Q1. You are analyzing customer age data from an e-commerce site. The ages are: 25, 30, 22, 45, 18. How would you store these ages in Python? What data type would you use for age and for a customer''s name?
Store ages in a list:
ages = [25, 30, 22, 45, 18]
Age is integer int, name is string str. Use type() to check. Variables: customer_name = "Alice". Python automatically infers types. You can also use tuple for immutable sequence, or NumPy array for numerical operations.

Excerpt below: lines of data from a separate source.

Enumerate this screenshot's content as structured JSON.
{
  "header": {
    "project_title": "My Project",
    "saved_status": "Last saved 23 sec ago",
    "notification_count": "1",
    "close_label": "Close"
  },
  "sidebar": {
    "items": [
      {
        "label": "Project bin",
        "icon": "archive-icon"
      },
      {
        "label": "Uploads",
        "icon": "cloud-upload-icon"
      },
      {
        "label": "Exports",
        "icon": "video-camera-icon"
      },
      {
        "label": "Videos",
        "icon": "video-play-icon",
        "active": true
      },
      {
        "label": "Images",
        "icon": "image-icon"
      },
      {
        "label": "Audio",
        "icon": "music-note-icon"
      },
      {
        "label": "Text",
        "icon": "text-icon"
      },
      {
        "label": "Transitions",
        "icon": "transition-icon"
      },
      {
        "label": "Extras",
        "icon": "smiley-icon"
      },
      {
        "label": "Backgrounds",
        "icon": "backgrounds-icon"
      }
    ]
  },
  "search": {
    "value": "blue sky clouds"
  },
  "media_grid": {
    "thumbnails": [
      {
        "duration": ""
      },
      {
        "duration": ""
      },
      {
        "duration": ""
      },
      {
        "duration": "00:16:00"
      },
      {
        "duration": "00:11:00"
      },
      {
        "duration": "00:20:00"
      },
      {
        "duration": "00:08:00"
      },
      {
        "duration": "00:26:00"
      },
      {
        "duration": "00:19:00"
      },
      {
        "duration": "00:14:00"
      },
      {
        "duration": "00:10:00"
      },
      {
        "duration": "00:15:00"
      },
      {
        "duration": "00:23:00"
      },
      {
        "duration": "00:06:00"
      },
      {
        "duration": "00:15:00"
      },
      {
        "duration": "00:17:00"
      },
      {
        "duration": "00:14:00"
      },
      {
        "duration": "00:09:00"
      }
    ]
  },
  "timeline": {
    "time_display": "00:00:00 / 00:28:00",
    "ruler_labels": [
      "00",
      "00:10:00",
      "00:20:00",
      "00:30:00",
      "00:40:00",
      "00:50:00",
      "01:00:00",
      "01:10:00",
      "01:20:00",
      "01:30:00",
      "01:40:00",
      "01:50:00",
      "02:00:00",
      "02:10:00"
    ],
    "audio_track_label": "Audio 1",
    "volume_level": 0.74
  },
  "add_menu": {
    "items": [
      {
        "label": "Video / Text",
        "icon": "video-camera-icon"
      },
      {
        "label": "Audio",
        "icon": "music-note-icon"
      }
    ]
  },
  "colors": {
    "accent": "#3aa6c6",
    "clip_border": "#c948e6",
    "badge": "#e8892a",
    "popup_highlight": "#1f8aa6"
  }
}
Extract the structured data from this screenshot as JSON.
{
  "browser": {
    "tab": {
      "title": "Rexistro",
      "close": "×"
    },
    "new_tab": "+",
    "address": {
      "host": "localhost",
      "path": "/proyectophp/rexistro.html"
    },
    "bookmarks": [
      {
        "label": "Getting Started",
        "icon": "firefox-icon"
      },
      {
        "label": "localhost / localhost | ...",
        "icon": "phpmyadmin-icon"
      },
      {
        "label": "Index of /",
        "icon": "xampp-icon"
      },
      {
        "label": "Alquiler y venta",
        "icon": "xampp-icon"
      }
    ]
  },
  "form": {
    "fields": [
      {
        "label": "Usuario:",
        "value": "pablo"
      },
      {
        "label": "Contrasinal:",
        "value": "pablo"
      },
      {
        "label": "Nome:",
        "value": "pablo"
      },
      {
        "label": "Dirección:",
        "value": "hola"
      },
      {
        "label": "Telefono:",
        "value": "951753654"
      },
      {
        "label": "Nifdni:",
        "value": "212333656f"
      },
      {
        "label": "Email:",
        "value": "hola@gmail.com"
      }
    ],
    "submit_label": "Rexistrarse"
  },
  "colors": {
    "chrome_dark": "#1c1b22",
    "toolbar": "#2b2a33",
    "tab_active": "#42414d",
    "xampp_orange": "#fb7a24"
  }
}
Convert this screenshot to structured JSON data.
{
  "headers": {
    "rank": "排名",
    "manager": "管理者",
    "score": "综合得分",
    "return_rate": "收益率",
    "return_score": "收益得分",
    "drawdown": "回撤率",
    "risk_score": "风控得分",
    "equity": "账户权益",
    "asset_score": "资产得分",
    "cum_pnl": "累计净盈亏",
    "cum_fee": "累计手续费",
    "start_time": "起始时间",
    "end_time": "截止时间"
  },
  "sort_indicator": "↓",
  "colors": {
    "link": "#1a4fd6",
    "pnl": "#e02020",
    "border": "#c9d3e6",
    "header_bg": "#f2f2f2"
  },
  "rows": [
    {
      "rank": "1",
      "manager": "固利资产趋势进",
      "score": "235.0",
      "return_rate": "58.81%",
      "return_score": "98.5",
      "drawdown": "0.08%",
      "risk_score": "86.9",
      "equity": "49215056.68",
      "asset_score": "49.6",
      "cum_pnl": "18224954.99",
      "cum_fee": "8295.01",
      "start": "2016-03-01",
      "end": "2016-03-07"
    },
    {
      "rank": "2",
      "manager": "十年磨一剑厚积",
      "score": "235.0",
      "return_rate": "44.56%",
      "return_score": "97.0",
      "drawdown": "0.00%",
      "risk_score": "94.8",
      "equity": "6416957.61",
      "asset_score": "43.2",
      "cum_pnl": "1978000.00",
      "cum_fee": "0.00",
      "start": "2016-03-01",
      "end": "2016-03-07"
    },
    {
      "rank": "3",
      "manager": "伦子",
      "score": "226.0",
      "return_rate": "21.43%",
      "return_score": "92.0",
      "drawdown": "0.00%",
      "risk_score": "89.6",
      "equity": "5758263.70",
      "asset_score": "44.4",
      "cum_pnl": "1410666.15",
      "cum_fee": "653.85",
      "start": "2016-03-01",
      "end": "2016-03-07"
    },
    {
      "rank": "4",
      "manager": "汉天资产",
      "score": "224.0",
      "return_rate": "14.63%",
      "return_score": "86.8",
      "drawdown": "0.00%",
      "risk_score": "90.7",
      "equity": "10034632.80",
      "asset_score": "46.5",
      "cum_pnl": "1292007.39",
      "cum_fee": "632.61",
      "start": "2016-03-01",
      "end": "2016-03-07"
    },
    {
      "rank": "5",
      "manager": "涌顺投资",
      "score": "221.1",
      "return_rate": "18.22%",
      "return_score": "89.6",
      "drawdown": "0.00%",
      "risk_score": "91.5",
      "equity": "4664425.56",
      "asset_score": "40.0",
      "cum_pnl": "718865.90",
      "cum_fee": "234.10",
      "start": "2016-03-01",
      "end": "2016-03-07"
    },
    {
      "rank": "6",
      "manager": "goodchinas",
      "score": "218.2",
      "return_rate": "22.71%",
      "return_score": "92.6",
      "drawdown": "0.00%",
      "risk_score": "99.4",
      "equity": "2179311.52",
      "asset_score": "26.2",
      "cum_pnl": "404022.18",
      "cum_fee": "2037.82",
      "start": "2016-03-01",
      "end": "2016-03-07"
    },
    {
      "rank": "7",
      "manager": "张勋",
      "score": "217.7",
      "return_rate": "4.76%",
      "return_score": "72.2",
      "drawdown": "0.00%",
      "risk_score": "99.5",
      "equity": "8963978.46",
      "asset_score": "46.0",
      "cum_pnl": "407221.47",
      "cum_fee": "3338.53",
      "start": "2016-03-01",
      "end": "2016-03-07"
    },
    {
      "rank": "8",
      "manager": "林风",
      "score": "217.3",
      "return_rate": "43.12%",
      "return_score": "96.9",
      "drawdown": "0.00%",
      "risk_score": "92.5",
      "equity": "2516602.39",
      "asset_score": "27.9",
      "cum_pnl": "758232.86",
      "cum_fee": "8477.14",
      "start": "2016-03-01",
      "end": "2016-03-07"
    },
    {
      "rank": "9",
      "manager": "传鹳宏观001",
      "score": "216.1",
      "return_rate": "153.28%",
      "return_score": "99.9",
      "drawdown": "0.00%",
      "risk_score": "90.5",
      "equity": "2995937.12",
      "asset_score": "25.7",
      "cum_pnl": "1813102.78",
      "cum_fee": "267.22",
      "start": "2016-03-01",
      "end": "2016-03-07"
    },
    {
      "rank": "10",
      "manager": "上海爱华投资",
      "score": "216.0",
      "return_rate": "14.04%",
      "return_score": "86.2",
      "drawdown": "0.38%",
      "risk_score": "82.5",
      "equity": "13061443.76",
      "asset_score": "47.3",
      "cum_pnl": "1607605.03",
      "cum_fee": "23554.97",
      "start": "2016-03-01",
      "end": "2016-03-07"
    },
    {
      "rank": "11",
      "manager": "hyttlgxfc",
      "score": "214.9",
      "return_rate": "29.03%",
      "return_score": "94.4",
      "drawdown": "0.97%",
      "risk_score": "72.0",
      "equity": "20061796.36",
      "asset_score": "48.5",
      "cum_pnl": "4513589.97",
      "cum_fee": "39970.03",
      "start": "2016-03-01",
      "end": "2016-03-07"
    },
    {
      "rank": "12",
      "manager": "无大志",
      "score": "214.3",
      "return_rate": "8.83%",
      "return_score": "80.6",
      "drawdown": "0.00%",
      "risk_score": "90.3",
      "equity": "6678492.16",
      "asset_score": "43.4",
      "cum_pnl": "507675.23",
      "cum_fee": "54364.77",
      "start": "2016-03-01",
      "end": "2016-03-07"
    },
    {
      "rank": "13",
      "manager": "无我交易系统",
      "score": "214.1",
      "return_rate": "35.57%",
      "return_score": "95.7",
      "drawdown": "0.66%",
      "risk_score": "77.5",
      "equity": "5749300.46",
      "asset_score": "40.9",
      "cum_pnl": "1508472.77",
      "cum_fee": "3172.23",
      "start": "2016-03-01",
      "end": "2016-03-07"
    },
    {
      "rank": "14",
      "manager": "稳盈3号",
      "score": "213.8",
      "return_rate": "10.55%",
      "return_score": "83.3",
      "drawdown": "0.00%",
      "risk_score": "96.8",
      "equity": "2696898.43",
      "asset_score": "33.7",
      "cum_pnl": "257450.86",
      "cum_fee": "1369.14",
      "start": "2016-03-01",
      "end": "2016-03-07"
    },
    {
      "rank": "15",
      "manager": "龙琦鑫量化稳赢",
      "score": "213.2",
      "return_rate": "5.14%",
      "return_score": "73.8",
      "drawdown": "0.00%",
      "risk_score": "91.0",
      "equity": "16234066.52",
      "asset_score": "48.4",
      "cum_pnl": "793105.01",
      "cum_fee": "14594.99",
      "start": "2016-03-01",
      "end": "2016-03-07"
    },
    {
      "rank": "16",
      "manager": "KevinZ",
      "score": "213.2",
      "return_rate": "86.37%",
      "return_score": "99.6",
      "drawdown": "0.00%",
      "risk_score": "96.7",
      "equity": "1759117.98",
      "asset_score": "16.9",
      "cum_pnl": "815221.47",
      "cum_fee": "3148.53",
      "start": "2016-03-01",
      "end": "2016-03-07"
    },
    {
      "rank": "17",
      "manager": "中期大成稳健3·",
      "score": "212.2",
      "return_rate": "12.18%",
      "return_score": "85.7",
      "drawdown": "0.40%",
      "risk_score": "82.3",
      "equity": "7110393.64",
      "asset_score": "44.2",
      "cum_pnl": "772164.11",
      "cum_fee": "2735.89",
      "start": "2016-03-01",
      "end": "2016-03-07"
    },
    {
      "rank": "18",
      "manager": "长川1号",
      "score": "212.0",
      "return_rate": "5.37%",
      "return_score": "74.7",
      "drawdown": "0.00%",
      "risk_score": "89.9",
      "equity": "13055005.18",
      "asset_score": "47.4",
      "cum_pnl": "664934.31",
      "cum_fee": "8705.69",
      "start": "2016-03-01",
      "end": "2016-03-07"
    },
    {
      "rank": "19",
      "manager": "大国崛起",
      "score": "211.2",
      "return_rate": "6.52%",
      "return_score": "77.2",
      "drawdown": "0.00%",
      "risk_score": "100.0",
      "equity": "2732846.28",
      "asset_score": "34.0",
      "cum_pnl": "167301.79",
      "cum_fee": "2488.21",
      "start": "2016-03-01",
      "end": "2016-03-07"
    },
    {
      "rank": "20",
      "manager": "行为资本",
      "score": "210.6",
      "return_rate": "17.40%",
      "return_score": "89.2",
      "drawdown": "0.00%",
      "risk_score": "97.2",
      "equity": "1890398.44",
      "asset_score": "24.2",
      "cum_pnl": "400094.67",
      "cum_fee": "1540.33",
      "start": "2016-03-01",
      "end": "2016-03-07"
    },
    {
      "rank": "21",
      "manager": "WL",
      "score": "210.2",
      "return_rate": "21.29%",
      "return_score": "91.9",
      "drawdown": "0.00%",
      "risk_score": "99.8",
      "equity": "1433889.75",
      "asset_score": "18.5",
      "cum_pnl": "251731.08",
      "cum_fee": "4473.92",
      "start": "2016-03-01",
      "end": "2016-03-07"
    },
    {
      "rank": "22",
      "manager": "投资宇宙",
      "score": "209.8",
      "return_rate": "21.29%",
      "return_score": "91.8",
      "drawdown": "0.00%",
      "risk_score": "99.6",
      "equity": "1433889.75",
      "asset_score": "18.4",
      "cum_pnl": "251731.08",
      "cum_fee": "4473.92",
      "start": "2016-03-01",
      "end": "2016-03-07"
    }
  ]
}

Q2. You are building a model to predict house prices. The features include number of bedrooms (integer), area (float), and city (string). How would you represent these different data types in Python?
Use appropriate types:
bedrooms = 3          # int
area = 1500.5          # float
city = "Bangalore"     # str
For a dataset, use a list of dictionaries or pandas DataFrame. Type conversion: str(area) converts to string, int(3.14) truncates. Dynamic typing allows mixing but be careful with operations.

Q3. In a data preprocessing step, you receive a list of transaction amounts: [''100'', ''200'', ''abc'', ''300'']. The third value is non-numeric. How would you safely convert to integers and handle the error?
Use a loop with try-except:
clean = [int(x) for x in amounts if x.isdigit()]
This uses str.isdigit() to filter only numeric strings. Alternatively use a loop with try: int(val) and catch ValueError.

Q4. You need to store a fixed set of operation codes that should not change: [101, 102, 103, 104]. Which data type would you choose to prevent accidental modification?
Use a tuple:
codes = (101, 102, 103, 104)
Tuples are immutable; trying to modify raises TypeError. Lists are mutable. For constants, tuple is appropriate. For set of unique codes, use set for fast lookup but mutable; frozenset for immutable set.

Q5. You have a dictionary of product prices: {''apple'': 120, ''banana'': 50, ''orange'': 80}. Write code to update banana price to 60 and add a new product ''grape'' with price 150. Then compute total cart value for items [''apple'', ''orange'', ''grape''].
prices['banana'] = 60
prices['grape'] = 150
total = sum(prices[item] for item in ['apple', 'orange', 'grape'])
# Result: 120 + 80 + 150 = 350
Dictionaries provide key-value mapping, essential for feature stores.